Alors que le Groupe de travail post-accidentel élabore des scénarios pour une vie dans un Luxembourg contaminé, le gouvernement songe à créer une responsabilité civile nucléaire

La fin du monde et les années d’après

d'Lëtzebuerger Land vom 11.08.2017

Rationalisation bureaucratique Début 2016, un « groupe de travail post-accidentel » a été formé pour imaginer la (sur)vie dans un Luxembourg partiellement irradié. Il s’agit d’un exercice de rationalisation bureaucratique de l’impensable : Quel impact à moyen et à long terme un accident à Cattenom aura-t-il sur la santé physique et psychique des résidents, mais aussi sur l’écologie et l’agriculture, l’économie et les infrastructures, l’ordre public et le marché immobilier ? Une poignée de fonctionnaires du Haut-commissariat pour la protection nationale (ministère d’État), de la Division de la radioprotection (ministère de la Santé) et de l’Administration des services de secours (ministère de l’Intérieur) sont priés de chercher des réponses et d’élaborer des recommandations. Au fil des prochaines années (seulement une demi-douzaine de réunions se sont tenues jusqu’ici), des médecins, physiciens, agriculteurs, banquiers et assureurs devraient être associés à ces travaux. Patiemment, un titanique inventaire post-accidentel devrait ainsi être assemblé.

Les fonctionnaires luxembourgeois ne vont pas réinventer la roue : ils suivront largement la méthodologie et les problématiques élaborées par leurs collègues français du « Comité directeur pour la gestion de la phase post-accidentelle d’un accident nucléaire ou d’une situation d’urgence radiologique » (Codirpa).

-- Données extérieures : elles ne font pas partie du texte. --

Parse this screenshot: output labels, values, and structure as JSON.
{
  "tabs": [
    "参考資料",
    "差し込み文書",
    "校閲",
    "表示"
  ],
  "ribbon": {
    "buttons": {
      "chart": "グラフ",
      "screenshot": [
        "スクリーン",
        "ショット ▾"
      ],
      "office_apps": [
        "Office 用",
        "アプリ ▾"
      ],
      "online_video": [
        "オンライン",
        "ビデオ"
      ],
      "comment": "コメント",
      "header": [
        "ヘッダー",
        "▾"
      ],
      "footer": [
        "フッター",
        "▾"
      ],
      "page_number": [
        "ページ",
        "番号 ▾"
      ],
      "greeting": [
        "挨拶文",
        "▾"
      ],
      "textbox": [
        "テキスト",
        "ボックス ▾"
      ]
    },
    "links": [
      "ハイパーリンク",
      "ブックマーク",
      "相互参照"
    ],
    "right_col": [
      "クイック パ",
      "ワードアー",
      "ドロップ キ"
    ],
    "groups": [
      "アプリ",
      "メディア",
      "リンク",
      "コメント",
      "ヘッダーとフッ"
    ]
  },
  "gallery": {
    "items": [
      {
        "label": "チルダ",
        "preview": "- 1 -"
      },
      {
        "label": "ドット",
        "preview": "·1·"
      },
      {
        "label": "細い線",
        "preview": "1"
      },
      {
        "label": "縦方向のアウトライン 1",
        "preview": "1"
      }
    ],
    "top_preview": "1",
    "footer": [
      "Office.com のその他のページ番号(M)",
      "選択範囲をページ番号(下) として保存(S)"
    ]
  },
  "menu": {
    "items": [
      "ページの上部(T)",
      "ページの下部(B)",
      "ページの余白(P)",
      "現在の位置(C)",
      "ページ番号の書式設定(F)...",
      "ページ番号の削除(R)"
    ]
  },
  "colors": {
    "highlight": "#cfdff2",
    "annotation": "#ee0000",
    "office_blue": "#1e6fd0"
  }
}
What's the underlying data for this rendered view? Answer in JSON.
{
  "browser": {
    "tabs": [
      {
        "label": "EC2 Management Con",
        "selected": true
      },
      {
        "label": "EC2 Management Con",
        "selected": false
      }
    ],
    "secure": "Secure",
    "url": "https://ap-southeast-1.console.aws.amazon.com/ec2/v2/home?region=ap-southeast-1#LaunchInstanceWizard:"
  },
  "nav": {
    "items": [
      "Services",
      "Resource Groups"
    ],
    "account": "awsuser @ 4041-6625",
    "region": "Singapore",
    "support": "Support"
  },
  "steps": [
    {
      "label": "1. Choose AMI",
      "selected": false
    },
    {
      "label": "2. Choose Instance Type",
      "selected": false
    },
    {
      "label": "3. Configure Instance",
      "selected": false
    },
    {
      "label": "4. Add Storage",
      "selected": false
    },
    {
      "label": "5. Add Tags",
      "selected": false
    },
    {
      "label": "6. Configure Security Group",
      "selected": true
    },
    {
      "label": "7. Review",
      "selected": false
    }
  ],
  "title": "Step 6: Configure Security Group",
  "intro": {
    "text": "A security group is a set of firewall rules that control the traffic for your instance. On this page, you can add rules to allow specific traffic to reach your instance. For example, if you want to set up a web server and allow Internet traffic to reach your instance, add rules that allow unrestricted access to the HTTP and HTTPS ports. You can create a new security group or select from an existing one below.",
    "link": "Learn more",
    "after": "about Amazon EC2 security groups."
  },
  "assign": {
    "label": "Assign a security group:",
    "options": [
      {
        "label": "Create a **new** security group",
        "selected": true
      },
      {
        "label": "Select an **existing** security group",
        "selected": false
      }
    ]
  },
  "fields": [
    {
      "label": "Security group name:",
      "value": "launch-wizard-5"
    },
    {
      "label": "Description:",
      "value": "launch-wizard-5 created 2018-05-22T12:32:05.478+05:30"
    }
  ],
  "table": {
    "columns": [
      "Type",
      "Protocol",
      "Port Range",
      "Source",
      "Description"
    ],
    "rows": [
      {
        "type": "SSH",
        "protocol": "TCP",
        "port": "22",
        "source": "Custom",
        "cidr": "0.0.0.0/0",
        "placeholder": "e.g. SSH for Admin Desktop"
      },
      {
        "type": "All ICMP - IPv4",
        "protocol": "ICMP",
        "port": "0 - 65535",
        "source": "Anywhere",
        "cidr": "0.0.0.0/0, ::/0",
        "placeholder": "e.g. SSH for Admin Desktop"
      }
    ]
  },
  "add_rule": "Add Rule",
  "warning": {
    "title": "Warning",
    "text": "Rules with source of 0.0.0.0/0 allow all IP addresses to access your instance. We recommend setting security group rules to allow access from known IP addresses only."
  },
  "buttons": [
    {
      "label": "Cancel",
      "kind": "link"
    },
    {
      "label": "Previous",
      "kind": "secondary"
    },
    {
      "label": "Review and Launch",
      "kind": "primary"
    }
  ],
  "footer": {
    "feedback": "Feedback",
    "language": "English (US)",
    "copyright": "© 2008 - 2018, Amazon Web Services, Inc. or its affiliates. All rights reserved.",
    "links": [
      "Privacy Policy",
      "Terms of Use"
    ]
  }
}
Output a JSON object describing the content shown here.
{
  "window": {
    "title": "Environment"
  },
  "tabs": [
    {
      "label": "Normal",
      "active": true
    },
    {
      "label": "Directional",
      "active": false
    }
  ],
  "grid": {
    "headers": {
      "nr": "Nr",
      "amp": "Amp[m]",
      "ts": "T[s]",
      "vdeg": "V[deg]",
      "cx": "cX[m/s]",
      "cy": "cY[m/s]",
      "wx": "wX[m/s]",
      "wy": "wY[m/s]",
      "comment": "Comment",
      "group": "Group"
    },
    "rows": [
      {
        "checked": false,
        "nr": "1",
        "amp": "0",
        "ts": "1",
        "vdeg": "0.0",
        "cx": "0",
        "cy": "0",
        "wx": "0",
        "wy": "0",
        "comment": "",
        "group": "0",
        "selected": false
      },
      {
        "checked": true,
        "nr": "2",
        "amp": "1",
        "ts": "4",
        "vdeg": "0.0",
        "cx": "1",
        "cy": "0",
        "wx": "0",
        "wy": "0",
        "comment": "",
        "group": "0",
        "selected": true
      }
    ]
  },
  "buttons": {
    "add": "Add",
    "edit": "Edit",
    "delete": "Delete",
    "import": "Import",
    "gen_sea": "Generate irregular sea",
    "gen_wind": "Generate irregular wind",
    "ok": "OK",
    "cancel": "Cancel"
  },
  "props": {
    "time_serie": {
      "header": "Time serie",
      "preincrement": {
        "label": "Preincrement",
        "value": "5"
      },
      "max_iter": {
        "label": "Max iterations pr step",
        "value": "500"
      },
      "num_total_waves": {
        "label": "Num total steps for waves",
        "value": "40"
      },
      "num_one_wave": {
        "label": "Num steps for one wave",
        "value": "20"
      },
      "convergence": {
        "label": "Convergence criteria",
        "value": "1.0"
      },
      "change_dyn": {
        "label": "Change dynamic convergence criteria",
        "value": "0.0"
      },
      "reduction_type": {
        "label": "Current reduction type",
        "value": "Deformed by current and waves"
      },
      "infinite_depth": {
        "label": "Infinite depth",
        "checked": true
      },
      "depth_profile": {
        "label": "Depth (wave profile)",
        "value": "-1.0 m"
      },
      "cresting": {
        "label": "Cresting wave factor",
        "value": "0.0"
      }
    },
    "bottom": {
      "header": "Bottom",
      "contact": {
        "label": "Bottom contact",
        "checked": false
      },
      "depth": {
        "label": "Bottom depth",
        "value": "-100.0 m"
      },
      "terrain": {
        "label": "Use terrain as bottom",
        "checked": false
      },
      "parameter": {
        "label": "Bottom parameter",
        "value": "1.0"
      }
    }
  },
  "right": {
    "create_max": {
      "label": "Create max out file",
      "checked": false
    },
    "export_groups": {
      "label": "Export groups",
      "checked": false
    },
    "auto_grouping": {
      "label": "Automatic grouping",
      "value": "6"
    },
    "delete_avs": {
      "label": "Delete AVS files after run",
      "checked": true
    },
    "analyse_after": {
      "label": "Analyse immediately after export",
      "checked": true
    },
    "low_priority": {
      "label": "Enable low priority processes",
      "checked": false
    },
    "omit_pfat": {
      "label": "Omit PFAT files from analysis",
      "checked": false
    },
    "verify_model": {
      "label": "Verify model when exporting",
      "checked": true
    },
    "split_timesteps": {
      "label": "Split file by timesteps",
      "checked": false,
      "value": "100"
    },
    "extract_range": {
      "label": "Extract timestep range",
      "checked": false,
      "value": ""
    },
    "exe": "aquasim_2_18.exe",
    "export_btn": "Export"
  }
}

Créé en 2005 et coordonné par l’Autorité de sûreté nucléaire, ce comité réunit 130 experts répartis en neuf groupes de travail qui ont été intitulés : « vie dans les territoires ruraux contaminés », « suivi sanitaire des populations », « indemnisations » ou encore « gestion des déchets ». Leurs travaux auront duré sept ans et débouché sur quinze rapports finaux ; quelque 2 000 pages d’analyses et de recommandations.

Au Luxembourg, le Plan d’intervention d’urgence, présenté en 2014, établit un plan pour les premières heures et jours suivant l’accident. Mais la temporalité diffuse qu’est « l’après-accident » n’a jusqu’ici pas été pensée. Il aura fallu trente ans entre le premier Plan particulier d’intervention (1986) et l’institutionnalisation d’un groupe de travail qui analyse ce qui pourrait arriver dans les mois et années suivant un scénario-catastrophe. Comme si le voisinage immédiat de quatre réacteurs comptant parmi les plus vétustes d’Europe était une réalité tellement terrifiante que la seule réaction était de la refouler.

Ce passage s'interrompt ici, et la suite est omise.